Farewell Friend

My hand mixer died Friday. It was trudging heroically through butter, making fresh butter cream frosting, hot pink butter cream frosting which I needed right at that moment to finish birthday party cupcakes. I did not soften the butter ahead of time, so what I was demanding of my hand mixer was to turn yellow colored concrete in a fluffy pink concoction. It soldiered through the butter and powdered sugar and then as upped the speed to up the fluffiness, it began to falter. So I upped the speed a little more and then it went dead in my hand. I panicked, there was still at least a CUP of powdered sugar to add it, so I shook it a little and hit the power boost and got it going. Then it started to sputter, and I smacked it on the top and it died. I bent over and whispered into the dial “please, come on, just little bit more. Give me what you’ve got.” And she sang to life. (That’s right; the hand mixer is a woman.

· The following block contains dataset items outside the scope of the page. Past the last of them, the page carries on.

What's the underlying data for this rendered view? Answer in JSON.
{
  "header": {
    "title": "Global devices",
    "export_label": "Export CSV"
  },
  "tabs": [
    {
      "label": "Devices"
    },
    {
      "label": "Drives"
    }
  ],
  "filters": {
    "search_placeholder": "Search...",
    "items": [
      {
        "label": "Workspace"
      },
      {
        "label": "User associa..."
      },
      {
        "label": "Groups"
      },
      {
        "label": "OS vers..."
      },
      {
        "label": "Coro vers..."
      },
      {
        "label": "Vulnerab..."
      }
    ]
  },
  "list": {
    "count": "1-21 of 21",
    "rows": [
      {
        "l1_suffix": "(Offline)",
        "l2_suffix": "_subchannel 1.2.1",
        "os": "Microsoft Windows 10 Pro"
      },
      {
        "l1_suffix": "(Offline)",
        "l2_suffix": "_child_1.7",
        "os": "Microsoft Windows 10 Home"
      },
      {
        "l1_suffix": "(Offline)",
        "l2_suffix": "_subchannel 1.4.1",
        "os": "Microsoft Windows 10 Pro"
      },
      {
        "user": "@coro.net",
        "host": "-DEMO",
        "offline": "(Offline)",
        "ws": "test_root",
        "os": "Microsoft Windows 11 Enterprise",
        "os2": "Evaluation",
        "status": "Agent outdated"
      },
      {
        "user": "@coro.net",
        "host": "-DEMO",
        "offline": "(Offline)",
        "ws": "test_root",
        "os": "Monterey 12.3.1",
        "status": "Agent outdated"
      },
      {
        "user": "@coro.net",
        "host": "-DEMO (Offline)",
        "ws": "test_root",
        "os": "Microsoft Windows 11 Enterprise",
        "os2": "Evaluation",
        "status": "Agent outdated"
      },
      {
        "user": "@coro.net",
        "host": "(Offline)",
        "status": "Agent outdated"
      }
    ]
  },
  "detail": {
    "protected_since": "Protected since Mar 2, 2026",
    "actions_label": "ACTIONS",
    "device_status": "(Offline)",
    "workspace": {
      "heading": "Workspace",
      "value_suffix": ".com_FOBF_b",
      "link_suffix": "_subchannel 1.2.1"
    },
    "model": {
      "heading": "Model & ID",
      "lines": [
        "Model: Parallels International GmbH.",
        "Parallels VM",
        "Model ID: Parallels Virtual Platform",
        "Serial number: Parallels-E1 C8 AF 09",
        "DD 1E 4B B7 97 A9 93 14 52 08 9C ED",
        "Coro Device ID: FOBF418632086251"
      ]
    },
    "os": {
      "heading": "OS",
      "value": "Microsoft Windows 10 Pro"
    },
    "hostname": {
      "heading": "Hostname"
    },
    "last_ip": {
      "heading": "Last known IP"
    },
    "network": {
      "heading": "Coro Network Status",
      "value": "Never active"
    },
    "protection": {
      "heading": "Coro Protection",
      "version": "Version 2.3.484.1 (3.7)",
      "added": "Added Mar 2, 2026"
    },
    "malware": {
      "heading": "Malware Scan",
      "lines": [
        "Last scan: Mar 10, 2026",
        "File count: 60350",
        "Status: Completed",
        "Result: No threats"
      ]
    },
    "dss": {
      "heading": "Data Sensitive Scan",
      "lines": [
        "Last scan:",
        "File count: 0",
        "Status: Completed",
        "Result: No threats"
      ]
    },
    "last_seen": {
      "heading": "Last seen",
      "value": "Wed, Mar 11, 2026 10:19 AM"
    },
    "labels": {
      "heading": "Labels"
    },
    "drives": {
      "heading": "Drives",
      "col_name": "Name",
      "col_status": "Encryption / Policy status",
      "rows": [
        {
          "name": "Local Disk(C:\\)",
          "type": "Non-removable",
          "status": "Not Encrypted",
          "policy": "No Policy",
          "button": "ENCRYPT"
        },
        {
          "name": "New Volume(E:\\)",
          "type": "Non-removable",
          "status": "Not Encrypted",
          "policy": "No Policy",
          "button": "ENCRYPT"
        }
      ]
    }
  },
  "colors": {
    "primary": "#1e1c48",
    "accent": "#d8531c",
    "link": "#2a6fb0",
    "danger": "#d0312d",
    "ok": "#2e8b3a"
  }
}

Do you seriously think a man would suck it up and keep going? No he’d be rolling around on the floor covered in food coloring and powdered sugar as though no hand mixer had ever been so pained before.) With a little more coaxing and a little help from the multiple positions of the mixer and the switch, we made it through and I had a whole bowl of perfect hot pink butter cream frosting.
I announced from the kitchen, “Honey, I think the mixer has finally died. The mixer that has been with me longer than you. I don’t think I can do anything with it now.”
My husband replied, “No, I don’t want any.”
I carefully unplugged it and wiped it down one last time. I removed the beaters and handed them to the waiting girls to delight in the smudges of frosting on them. I laughed a little at the old saying “A good mom lets you lick the beaters, a great mom turns them off first.” I wrapped the cord around its cold clean body and laid it respectfully on the kitchen counter.
Now you ask yourself, why the drama over a $10 appliance? Why care about a hand mixer when you have a very nice stand mixer in the box in the garage? This is the first appliance I bought myself. It was on the list of “Shit you have to have when you’re a grown-up even though you don’t know what to use it for.” And I didn’t use it for the first 4 years I lived on my own. Blenders are much more useful when making margaritas. I used it for the first time when I moved in with my now husband and was introduced to the Duffy Family Jell-O desert. A simple thing really. Its lime Jell-O, dream whip, pears and cream cheese blended together and placed in a mold. To be served at any and all family gatherings. And it was an absolute must for my husband to be able to enjoy family dinner. The first time I met his grandmother, she told me how to make it, and I dutifully wrote down the directions. I then tried to make the desert at our first dinner. Drained the pears, used the syrup to make the Jell-O, put it in the fridge while I used the hand mixer to whip the dream whip and then add the cream cheese, added the pears, then added that to the Jell-o and blended it all together. Looked like the right color, tasted right to me, pretty good actually, and I proudly brought it to the table. My husband took a big helping and pronounced that the pear chunks were too big and there were large clumps of actual Jell-O that had not properly blended in with the cream cheese dream whip mixture. So my hand mixer and I embarked on a 3 times a year venture in perfecting the Duffy family Jell-O desert. Every Thanksgiving, Christmas and Easter, I brought my attempt to the table and each time I had found a new way to get it wrong. There was the year that every single pear piece sat on the bottom of the bowl. The year that it didn’t set and it was like soup. The really horrible Easter that saw a pink Jell-o desert come to the table. Through it all, my hand mixer hung in there with me. Then finally came the Christmas of 2009. We had eaten dinner and my husband helped himself to a scoop of the desert (now mind you, he still ate all of the failures, except the pink one) and he ate it, and I said “Alright, what did I do this year?” And he said “Nothing, it’s good.” And went on eating. I jumped up on my chair, did the happy dance and had a celebratory glass of wine and then grabbed the beaters out of the sink and soaked them in their own little glass of wine.
So good bye hand mixer, my friend. When I screw up the Jell-O desert this year, it will be in your honor.

Comments

  1. My hand mixer is a good friend, too. It must be about 40 years old. My mother-in-law purchased it for me at a garage sale the year Chad and I were married. It is a JC Penney model exactly like the one my mom has and still uses that she got for a wedding gift in 1972. It's still chugging along and it got me through two batches of birthday cupcakes this past weekend. Got to love well made appliances.